Par exemple, le conjoint survivant peut décider :
de conserver uniquement la résidence principale,
de ne recueillir que les actifs financiers,
ou seulement l’usufruit de certains biens.
Cette liberté donne une grande souplesse dans l’organisation successorale.
Le cantonnement n’est pas considéré comme une donation
C’est un point essentiel.
Lorsque le conjoint survivant renonce partiellement à ses droits : il n’est pas juridiquement considéré comme faisant une donation aux enfants ou aux autres héritiers.
Fiscalement, les biens sont réputés transmis directement par le défunt.
Le mécanisme est prévu par l’article 788 bis du Code général des impôts.
Conséquence importante :
il n’y a pas de taxation comme donation,
pas de double imposition,
et pas de droit de partage sur cette opération.
Une solution qui peut aussi optimiser la fiscalité
Le cantonnement permet parfois de réduire significativement le coût fiscal d’une succession.
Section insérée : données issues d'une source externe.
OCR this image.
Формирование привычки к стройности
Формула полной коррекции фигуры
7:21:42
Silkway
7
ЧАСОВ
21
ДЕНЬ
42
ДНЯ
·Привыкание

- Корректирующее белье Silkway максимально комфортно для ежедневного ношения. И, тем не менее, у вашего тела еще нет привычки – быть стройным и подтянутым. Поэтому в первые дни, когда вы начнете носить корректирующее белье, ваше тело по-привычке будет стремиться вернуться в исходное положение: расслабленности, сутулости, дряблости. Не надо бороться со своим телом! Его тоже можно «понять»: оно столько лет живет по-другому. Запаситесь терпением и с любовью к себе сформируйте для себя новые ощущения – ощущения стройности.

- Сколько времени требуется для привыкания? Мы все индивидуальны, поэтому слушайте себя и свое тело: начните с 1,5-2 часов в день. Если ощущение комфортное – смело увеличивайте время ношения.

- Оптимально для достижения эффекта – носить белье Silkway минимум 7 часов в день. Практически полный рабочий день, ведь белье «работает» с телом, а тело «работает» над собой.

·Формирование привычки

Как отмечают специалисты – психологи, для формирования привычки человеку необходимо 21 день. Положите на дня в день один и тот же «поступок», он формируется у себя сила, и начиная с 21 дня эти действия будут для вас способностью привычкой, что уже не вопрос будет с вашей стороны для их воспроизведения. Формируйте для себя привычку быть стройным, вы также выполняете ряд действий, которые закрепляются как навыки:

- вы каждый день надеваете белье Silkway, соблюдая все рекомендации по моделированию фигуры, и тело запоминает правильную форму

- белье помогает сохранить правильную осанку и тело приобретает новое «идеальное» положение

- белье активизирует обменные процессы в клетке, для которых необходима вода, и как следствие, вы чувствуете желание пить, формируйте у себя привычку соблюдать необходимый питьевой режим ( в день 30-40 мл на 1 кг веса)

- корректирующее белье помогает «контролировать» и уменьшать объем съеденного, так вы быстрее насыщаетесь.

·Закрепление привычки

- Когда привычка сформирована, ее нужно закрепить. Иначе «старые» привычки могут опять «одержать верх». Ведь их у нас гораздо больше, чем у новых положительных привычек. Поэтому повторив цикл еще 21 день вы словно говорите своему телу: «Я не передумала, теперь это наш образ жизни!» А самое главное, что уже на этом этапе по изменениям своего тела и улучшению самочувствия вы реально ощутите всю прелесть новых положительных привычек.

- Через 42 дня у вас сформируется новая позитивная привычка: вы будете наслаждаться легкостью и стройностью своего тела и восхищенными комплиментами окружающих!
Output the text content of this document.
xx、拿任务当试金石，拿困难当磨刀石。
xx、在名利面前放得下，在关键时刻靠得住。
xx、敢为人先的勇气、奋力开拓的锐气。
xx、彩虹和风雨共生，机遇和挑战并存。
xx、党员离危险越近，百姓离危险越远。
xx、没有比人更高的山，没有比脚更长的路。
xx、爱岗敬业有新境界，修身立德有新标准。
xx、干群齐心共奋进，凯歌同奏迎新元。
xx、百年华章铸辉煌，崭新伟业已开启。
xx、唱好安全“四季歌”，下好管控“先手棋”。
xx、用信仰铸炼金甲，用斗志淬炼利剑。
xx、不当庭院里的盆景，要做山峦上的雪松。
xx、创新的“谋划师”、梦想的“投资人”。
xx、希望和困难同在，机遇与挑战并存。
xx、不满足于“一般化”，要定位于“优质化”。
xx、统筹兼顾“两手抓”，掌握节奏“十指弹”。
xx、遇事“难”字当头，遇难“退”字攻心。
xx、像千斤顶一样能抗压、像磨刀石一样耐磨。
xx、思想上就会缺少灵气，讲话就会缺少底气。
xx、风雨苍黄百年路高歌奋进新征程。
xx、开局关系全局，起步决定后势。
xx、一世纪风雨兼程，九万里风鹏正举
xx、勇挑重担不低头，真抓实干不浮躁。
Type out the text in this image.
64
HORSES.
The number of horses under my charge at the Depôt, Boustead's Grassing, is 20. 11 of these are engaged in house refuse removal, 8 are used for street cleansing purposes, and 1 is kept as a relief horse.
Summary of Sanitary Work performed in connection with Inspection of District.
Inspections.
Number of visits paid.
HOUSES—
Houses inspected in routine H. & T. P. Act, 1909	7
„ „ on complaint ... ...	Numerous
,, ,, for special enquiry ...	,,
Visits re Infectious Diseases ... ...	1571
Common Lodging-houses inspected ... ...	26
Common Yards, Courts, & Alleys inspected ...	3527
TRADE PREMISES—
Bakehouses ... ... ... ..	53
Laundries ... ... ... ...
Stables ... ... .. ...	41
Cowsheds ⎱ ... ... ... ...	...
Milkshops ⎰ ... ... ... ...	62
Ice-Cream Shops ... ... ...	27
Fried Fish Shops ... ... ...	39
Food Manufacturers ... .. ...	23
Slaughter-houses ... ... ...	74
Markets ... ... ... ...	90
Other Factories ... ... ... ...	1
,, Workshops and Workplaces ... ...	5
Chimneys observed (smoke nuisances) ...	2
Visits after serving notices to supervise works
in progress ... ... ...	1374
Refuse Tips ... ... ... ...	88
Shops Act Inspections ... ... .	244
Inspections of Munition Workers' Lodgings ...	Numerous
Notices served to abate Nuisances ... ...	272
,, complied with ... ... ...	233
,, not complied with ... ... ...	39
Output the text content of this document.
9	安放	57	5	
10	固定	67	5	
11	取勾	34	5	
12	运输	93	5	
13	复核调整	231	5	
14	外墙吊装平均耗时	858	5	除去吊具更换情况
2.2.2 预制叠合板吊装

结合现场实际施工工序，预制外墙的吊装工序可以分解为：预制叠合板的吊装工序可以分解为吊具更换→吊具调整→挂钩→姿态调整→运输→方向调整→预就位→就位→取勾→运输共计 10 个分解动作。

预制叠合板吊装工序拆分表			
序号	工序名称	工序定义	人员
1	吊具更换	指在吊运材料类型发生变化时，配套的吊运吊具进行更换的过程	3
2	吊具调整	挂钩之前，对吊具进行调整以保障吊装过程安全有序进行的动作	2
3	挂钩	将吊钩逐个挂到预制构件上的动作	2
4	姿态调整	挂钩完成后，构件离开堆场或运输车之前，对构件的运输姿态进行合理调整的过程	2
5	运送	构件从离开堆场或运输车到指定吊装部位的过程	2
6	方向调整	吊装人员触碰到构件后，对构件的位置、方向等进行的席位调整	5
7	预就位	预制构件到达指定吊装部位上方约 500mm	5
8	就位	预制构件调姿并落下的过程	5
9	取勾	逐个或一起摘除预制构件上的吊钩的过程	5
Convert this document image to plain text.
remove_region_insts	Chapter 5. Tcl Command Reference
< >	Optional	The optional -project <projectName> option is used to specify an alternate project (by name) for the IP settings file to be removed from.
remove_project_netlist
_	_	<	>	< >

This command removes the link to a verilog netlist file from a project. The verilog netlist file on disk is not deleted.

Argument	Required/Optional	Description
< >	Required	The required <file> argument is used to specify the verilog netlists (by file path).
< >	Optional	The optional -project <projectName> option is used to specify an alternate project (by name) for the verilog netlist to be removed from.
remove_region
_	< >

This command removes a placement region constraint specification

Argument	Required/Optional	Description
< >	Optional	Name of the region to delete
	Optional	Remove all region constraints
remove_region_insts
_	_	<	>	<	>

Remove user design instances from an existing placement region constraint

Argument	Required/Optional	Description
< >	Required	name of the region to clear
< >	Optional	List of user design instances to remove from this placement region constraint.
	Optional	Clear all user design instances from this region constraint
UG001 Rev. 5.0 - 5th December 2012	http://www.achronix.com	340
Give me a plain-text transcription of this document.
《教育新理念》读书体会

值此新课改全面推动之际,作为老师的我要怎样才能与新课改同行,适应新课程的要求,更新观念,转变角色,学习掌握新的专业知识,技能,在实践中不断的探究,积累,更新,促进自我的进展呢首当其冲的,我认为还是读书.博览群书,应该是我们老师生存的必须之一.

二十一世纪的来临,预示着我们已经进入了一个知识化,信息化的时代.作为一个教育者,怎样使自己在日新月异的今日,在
Pourquoi ? Parce qu’il devient possible de répartir plus intelligemment les biens entre les héritiers.
Exemple :un conjoint survivant déjà bien protégé peut préférer laisser immédiatement certains actifs aux enfants afin :
d’utiliser leurs abattements fiscaux,
d’éviter une double taxation future,
ou de préparer une transmission intergénérationnelle plus fluide.
Une évolution récente particulièrement intéressante
En 2025, plusieurs réponses ministérielles ont confirmé une lecture plus souple du cantonnement.
Le ministère de la Justice a admis que le bénéficiaire d’une donation entre époux ou d’un testament en pleine propriété puisse limiter ses droits :
uniquement à l’usufruit,
ou uniquement à la nue-propriété.
Cette position ouvre des possibilités patrimoniales beaucoup plus fines.
Le conjoint survivant pourrait ainsi :
conserver uniquement les revenus d’un patrimoine,
ou au contraire transmettre immédiatement certains droits économiques aux enfants.
Même si cette position devra encore être pleinement confirmée par la jurisprudence, elle marque une évolution importante du droit des successions.
Attention : le cantonnement obéit à des règles précises
Le mécanisme ne peut pas être utilisé dans toutes les situations.
Plusieurs conditions doivent notamment être réunies :
le défunt ne doit pas avoir interdit le cantonnement,
au moins un héritier doit accepter la succession,
et le choix doit être exercé dans les délais successoraux.
Par ailleurs :
le cantonnement est irrévocable,
et produit ses effets rétroactivement au jour du décès.
Une fois le choix effectué, il n’est donc plus possible de revenir en arrière.
Ce qu’il faut retenir
Le cantonnement est un outil patrimonial particulièrement puissant… et pourtant encore méconnu.
Il permet :
d’adapter une succession aux besoins réels du conjoint survivant,
d’organiser une transmission progressive,
de limiter certains conflits familiaux,
et parfois d’optimiser fortement la fiscalité successorale.
Dans les successions importantes, les familles recomposées ou les patrimoines complexes, ce mécanisme peut véritablement changer l’équilibre d’une transmission.